After a working life of several, often short-term jobs Tora is now working four hours three days a week – as a cleaner.

“I’ve been struggling with low self-esteem my whole life and for years I was extremely good at adapting to the wishes and terms of others. In the end causing too much strain on my brain which was already overloaded,” Tora explains.

Now this Flex-job as a cleaner, most days in the shared facilities at a place for refugees, helps her get out of bed and brings her a sense of success. She may still be tired, strained even, after her day cleaning, but her 12-hour working week allows a life outside of work and ‘time-outs’.

“It’s great to make my own money and to feel I contribute rather than receiving full-time benefits,” she says. “I have an eye for detail and for the standards required. And even though my CV may tell people otherwise, I need a job like this where 95 per cent is routine.”

For one of Tora’s colleagues, it’s quite the opposite, and it’s important to understand and find the individual strengths and needs of the people in flexible employment, while still being flexible towards the customers, Mia Skovgaard, working in marketing for Skejby Rangers, explains.
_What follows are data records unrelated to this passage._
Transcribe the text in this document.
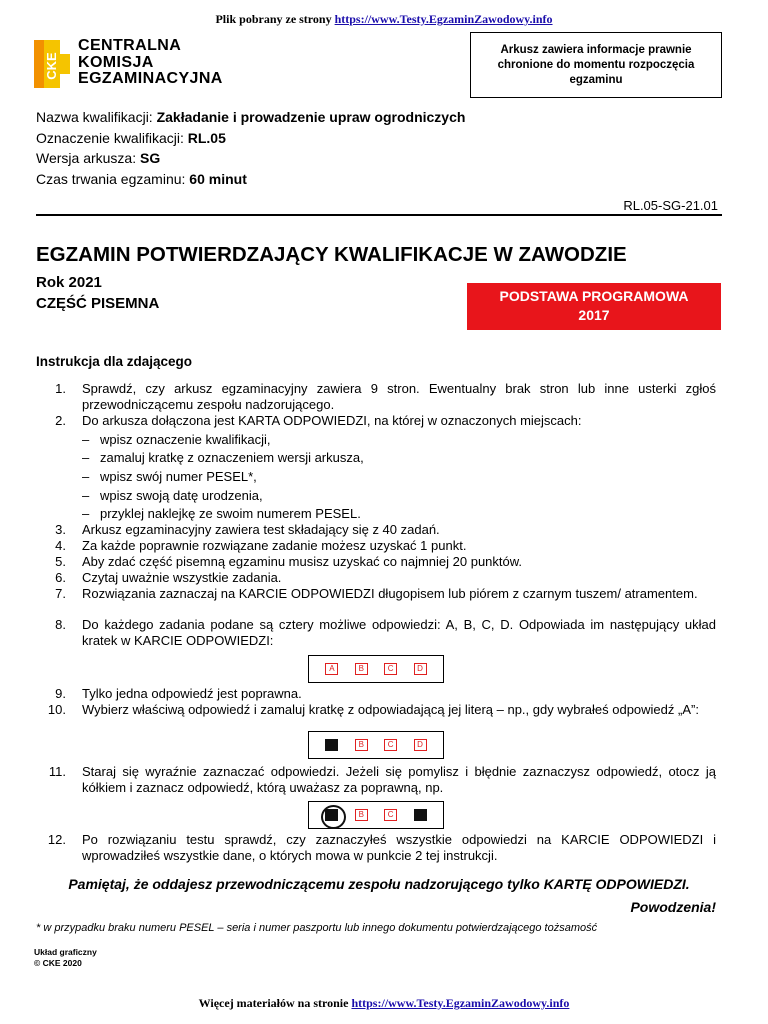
Plik pobrany ze strony https://www.Testy.EgzaminZawodowy.info
CKE
CENTRALNA
KOMISJA
EGZAMINACYJNA
Arkusz zawiera informacje prawnie chronione do momentu rozpoczęcia egzaminu
Nazwa kwalifikacji: Zakładanie i prowadzenie upraw ogrodniczych
Oznaczenie kwalifikacji: RL.05
Wersja arkusza: SG
Czas trwania egzaminu: 60 minut
RL.05-SG-21.01
EGZAMIN POTWIERDZAJĄCY KWALIFIKACJE W ZAWODZIE
Rok 2021
CZĘŚĆ PISEMNA	PODSTAWA PROGRAMOWA
2017
Instrukcja dla zdającego
1. Sprawdź, czy arkusz egzaminacyjny zawiera 9 stron. Ewentualny brak stron lub inne usterki zgłoś przewodniczącemu zespołu nadzorującego.
2. Do arkusza dołączona jest KARTA ODPOWIEDZI, na której w oznaczonych miejscach:
– wpisz oznaczenie kwalifikacji,
– zamaluj kratkę z oznaczeniem wersji arkusza,
– wpisz swój numer PESEL*,
– wpisz swoją datę urodzenia,
– przyklej naklejkę ze swoim numerem PESEL.
3. Arkusz egzaminacyjny zawiera test składający się z 40 zadań.
4. Za każde poprawnie rozwiązane zadanie możesz uzyskać 1 punkt.
5. Aby zdać część pisemną egzaminu musisz uzyskać co najmniej 20 punktów.
6. Czytaj uważnie wszystkie zadania.
7. Rozwiązania zaznaczaj na KARCIE ODPOWIEDZI długopisem lub piórem z czarnym tuszem/ atramentem.
8. Do każdego zadania podane są cztery możliwe odpowiedzi: A, B, C, D. Odpowiada im następujący układ kratek w KARCIE ODPOWIEDZI:
A	B	C	D
9. Tylko jedna odpowiedź jest poprawna.
10. Wybierz właściwą odpowiedź i zamaluj kratkę z odpowiadającą jej literą – np., gdy wybrałeś odpowiedź „A”:
A	B	C	D
11. Staraj się wyraźnie zaznaczać odpowiedzi. Jeżeli się pomylisz i błędnie zaznaczysz odpowiedź, otocz ją kółkiem i zaznacz odpowiedź, którą uważasz za poprawną, np.
A	B	C	D
12. Po rozwiązaniu testu sprawdź, czy zaznaczyłeś wszystkie odpowiedzi na KARCIE ODPOWIEDZI i wprowadziłeś wszystkie dane, o których mowa w punkcie 2 tej instrukcji.
Pamiętaj, że oddajesz przewodniczącemu zespołu nadzorującego tylko KARTĘ ODPOWIEDZI.
Powodzenia!
* w przypadku braku numeru PESEL – seria i numer paszportu lub innego dokumentu potwierdzającego tożsamość
Układ graficzny
© CKE 2020
Więcej materiałów na stronie https://www.Testy.EgzaminZawodowy.info
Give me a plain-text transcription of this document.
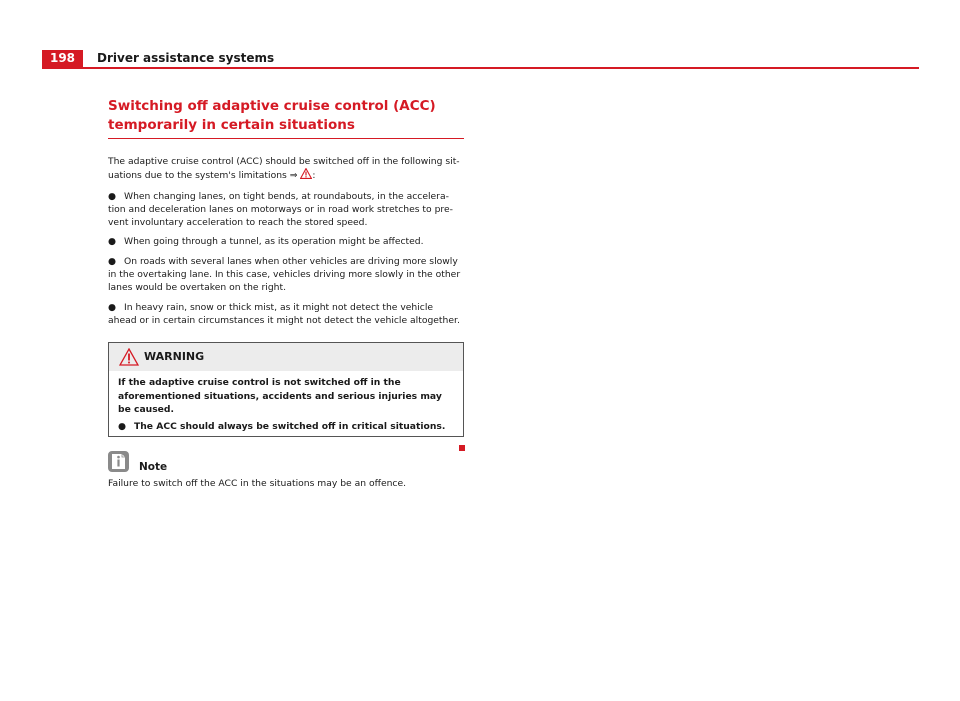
198	Driver assistance systems
Switching off adaptive cruise control (ACC) temporarily in certain situations

The adaptive cruise control (ACC) should be switched off in the following sit-uations due to the system's limitations ⇒ :

● When changing lanes, on tight bends, at roundabouts, in the accelera-tion and deceleration lanes on motorways or in road work stretches to pre-vent involuntary acceleration to reach the stored speed.
● When going through a tunnel, as its operation might be affected.
● On roads with several lanes when other vehicles are driving more slowly in the overtaking lane. In this case, vehicles driving more slowly in the other lanes would be overtaken on the right.
● In heavy rain, snow or thick mist, as it might not detect the vehicle ahead or in certain circumstances it might not detect the vehicle altogether.
WARNING
If the adaptive cruise control is not switched off in the aforementioned situations, accidents and serious injuries may be caused.
● The ACC should always be switched off in critical situations.
Note

Failure to switch off the ACC in the situations may be an offence.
“A Flex-job is not a job title! Yet there is still a lot of prejudice in the labour market about people in Flex-jobs. A low IQ being one of them. So, at the end of meetings with potential customers, I often spring on them, matter-of-factly, that I too have a Flex-job,” she says smiling.

To make it easier for companies to take on people in Flex-jobs, Skejby Rangers manages all the paperwork and dealings with the local authorities and the people are on Skejby Rangers’ payroll, currently 16 employees taken on for their drive rather than qualifications.

“Our employees fulfil facility service tasks, among others. We are not a charity, mind you! And we don’t want pity. But we do hope that in the end, the companies see the value and the idea of taking on an employee in a Flex-job themselves,” Mia concludes.